Le 17 septembre 1903, à Laruns, a été inauguré, sur la place de l'église, le monument élevé par le Souvenir Français au glorieux soldat Jean-Baptiste Guindey (voir la revue Tradition magazine, n° 118, janvier 1997, p. 49 ; Répertoire mondial des souvenirs napoléoniens, éditions SPM, p. 222).
D'autre part, le 13 novembre 1903, on a aussi inauguré à Paris, au cimetière Montmartre (27e division), une réplique du monument de Laruns (sans le buste), le bas-relief représente le combat singulier de Saalfeld (Tradition magazine précitée, p. 48 ; Répertoire mondial…, p. 290).
À lui l'immortalité, À nous le souvenir (6).
Auteur : Marc Allégret
Revue : Revue du Souvenir Napoléonien
Numéro : 417
Mois : mars-avril
Année : 1998
Pages : 33-34
Notes
(1) Parquin, ami et compagnon d'armes de Guindey, relate, dans ses Mémoires, ce combat singulier (Souvenirs du commandant Parquin, présentés et annotés par J. Jourquin, Tallandier, 1979, p. 68). Thiers le rappelle aussi dans son Histoire du Consulat et de l'Empire (t. 7, 1847, p. 65).
(2) Guindey, dans une lettre à ses parents datée de Stettin, le 4 novembre 1806, écrivait : « … Je n'ai eu que des blessures dont je suis rétabli. Je vais être officier et membre de la Légion d'honneur. L'Empereur lui-même me l'a dit « . (Carnets de La Sabretache, 1904, p. 228-229).
(3) A. Martinien, Tableaux des officiers tués et blessés pendant les guerres de l'Empire, p. 628 (Saragosse et Wagram), p. 94 (Hanau).
(4) À Wagram, la brigade Piré (8e Hussards et 16e Chasseurs) était intégrée à la division de cavalerie légère commandée par Lasalle. Celui-ci est tué, le soir, par une balle en plein front, lors de la dernière charge.

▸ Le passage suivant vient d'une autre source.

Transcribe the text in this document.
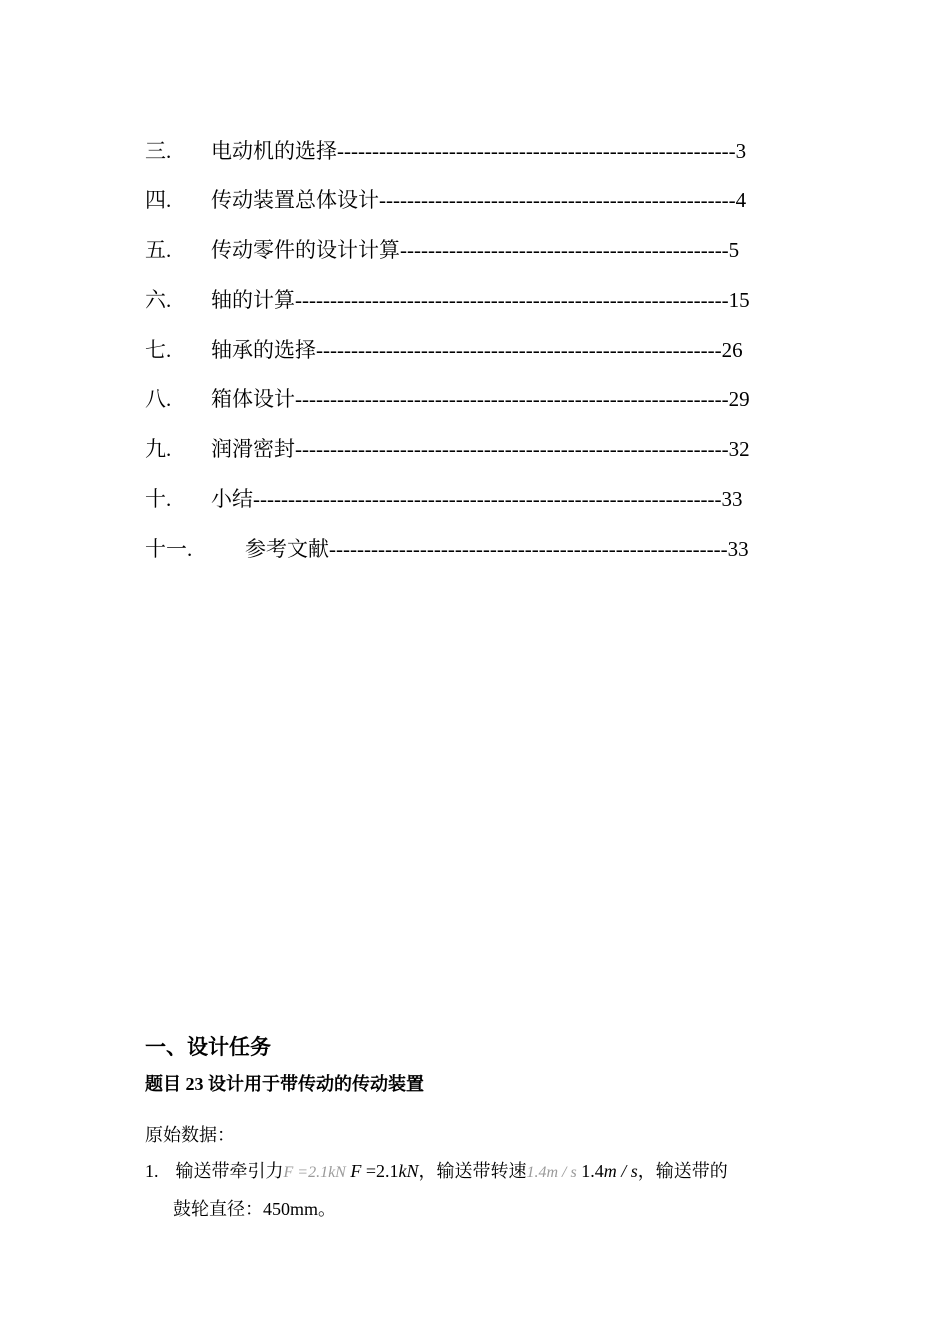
三. 电动机的选择---------------------------------------------------------3
四. 传动装置总体设计---------------------------------------------------4
五. 传动零件的设计计算-----------------------------------------------5
六. 轴的计算--------------------------------------------------------------15
七. 轴承的选择----------------------------------------------------------26
八. 箱体设计--------------------------------------------------------------29
九. 润滑密封--------------------------------------------------------------32
十. 小结-------------------------------------------------------------------33
十一.	参考文献---------------------------------------------------------33
一、设计任务
题目 23 设计用于带传动的传动装置
原始数据：
1. 输送带牵引力F =2.1kN F =2.1kN，输送带转速1.4m / s 1.4m / s，输送带的
鼓轮直径：450mm。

(5) Documentation Robert Chénier.
(6) Autres sources : Roman d'Amat, Dictionnaire de biographie française, t. 17, p. 287 ; G. Lenotre, En suivant l'Empereur (autres croquis de l'épopée), Le brave Guindey ; J.-B. Guindey et Louis de Prusse, Un combat historique, par R. Alazet : Tradition magazine, n° 118, janvier 1997, p. 45 ; note A.Chappet : Revue du Souvenir Napoléonien, n° 260, oct. 1971, p. 25.